One good approximation to look at this is through the idea of impulse. Impulse is defined as the change in momentum of an object. At the instant before the man strikes the ground in each scenario, he has some momentum, $p$, given by $p=mv$ where $m$ is the mass of the man (in your example, 50 kg) and $v$ in the instantaneous velocity of the man right before he strikes the ground. At this point I'll do a little bit of hand-waving, and just say that the velocity right before striking the ground will increase as the height increases. Therefore, the $v$ before striking the ground for the 50m drop will be much higher than the $v$ from the 2m height. For the purpose of this problem, exact velocities are not important.

Ok, so now let's have the guy actually hit the ground. Although you may think that this occurs instantaneously, it actually occurs over a non-zero time interval. This is easily seen if you ever watch a collision through the aid of slow-motion. Anyway, so when the guy hits the ground, it takes some non-zero time interval, $\Delta t$ to come to rest. Assuming the guy is hitting the same surface in both scenarios, we'll assume $\Delta t$ is a constant across our trials. (This isn't quite true, but slight variations in $\Delta t$ across drop heights are negligible compared to wildly different impact velocities.)

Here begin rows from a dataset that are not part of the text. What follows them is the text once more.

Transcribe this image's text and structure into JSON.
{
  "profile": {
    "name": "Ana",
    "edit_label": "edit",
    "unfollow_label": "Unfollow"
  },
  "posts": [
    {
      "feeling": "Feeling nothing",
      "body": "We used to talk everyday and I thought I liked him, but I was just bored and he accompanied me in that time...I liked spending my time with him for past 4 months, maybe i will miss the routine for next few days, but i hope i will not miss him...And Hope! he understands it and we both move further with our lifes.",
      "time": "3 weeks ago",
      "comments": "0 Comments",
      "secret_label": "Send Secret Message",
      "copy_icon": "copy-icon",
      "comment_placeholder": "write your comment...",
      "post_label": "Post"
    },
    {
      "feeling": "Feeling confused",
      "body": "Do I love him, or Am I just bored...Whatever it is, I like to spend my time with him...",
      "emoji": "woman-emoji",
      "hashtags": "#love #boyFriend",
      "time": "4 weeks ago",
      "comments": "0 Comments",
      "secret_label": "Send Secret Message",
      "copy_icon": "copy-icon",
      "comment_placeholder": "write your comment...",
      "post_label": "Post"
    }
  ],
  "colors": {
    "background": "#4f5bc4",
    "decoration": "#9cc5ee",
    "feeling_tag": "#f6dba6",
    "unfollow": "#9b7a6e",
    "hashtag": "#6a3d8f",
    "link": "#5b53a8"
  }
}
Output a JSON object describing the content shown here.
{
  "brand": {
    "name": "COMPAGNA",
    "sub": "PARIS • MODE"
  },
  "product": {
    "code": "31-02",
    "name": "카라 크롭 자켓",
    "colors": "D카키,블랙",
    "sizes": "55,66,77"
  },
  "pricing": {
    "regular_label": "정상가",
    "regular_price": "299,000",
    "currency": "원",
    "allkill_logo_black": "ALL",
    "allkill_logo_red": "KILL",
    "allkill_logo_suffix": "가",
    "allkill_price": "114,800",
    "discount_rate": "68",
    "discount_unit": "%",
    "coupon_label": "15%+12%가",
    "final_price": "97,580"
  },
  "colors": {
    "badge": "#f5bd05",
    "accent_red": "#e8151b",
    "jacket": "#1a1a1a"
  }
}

When the guy hit's the ground, his momentum quickly goes from $p$, which is said is equivalent to the expression $mv$ to zero. This is because after he's fully collided with the ground, he's not moving anymore so his velocity, and therefore his momentum is zero. There's an equation that can be used to express this change in momentum, or impulse, in terms of force, and it's given by $$F\Delta t=m\Delta v$$ If the final velocity is zero, then $\Delta v$ is just given by $-v$, where $v$ is the velocity just prior to striking the ground. Solved for the impact force, $F$, we get that $$F=\frac{mv}{\Delta t}$$

Since the mass of the man, $m$, is the same no matter what height he is dropped from, and I said that we can (for our purposes) treat the time interval $\Delta t$ as a constant as well, you can see that the impact force, $F$, is proportional to the velocity $v$ the jumper has when he hits the ground. And as a mentioned earlier, higher drop height means higher final velocity, and therefore larger impact force.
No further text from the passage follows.